The case for the assertion of a backlash against racial tolerance in general and against affirmative action in particular cites the supposed effectiveness of the Jesse Helms’ White Hands ad against Harvey Gantt in their 1990 Senate race, the political clout of the angry white men in the 1994 Congressional election, President Clinton’s “Mend it, don’t end it,” review of federal policies, and the passage of anti-affirmative action Proposition 209 in California.
But in fact survey data shows no general retreat on attitude measures toward race relations. Support for the principles of integration and racial equality have not declined and most measures show more approval than ever before. Moreover, opposition to affirmative action centers more on a caricature of it rather than on a balanced description of this policy. It is only for negatively presented versions of affirmative action that some moderate decline in support has occurred. In contrast, there remains substantial public support for various race-, genderand class-based policies to reduce racial and social disparities.
“But,” says General Social Survey Director Tom W. Smith, “uprooting bigotry and equalizing opportunities are not easy tasks. Racism is deeply entrenched, group disparities are large, and efforts to alleviate racial inequality are seen by some as antithetical to core American values such as individualism and even equal treatment itself.”

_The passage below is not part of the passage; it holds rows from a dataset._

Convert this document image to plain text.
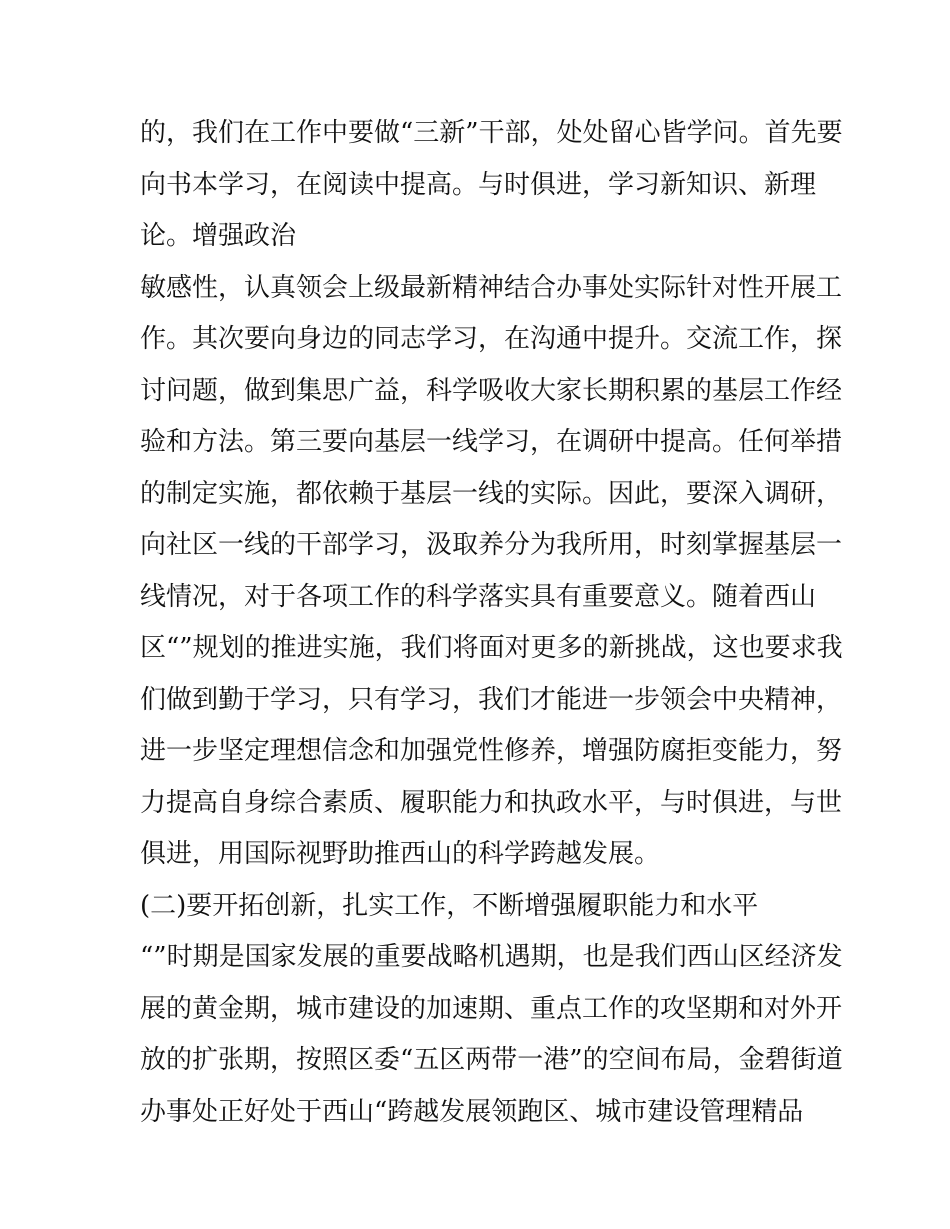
的，我们在工作中要做“三新”干部，处处留心皆学问。首先要
向书本学习，在阅读中提高。与时俱进，学习新知识、新理
论。增强政治
敏感性，认真领会上级最新精神结合办事处实际针对性开展工
作。其次要向身边的同志学习，在沟通中提升。交流工作，探
讨问题，做到集思广益，科学吸收大家长期积累的基层工作经
验和方法。第三要向基层一线学习，在调研中提高。任何举措
的制定实施，都依赖于基层一线的实际。因此，要深入调研，
向社区一线的干部学习，汲取养分为我所用，时刻掌握基层一
线情况，对于各项工作的科学落实具有重要意义。随着西山
区“”规划的推进实施，我们将面对更多的新挑战，这也要求我
们做到勤于学习，只有学习，我们才能进一步领会中央精神，
进一步坚定理想信念和加强党性修养，增强防腐拒变能力，努
力提高自身综合素质、履职能力和执政水平，与时俱进，与世
俱进，用国际视野助推西山的科学跨越发展。
(二)要开拓创新，扎实工作，不断增强履职能力和水平
“”时期是国家发展的重要战略机遇期，也是我们西山区经济发
展的黄金期，城市建设的加速期、重点工作的攻坚期和对外开
放的扩张期，按照区委“五区两带一港”的空间布局，金碧街道
办事处正好处于西山“跨越发展领跑区、城市建设管理精品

The losses that civil rights in general and affirmative action in particular have suffered, says Smith, are the result primarily, from their defenders being outspent, outmaneuvered and outgunned. But a convincing public argument can be made that racial inequalities should be reduced and that affirmative action programs can contribute to that goal without creating reverse discrimination. The opponents of fairness and equal opportunity appear to have been winning the debate, but that largely reflects the effectiveness of their appeals and not that the public is against policies to reduce racial disparities. A series of victories for affirmative action proponents, in each of thirteen state legislatures where anti-affirmative action legislation was brought forth during 1996 and 1997, gives evidence of this analysis. The outcome of that debate can be changed; the battle for public opinion can be won and the goals of racial equality and intergroup tolerance advanced.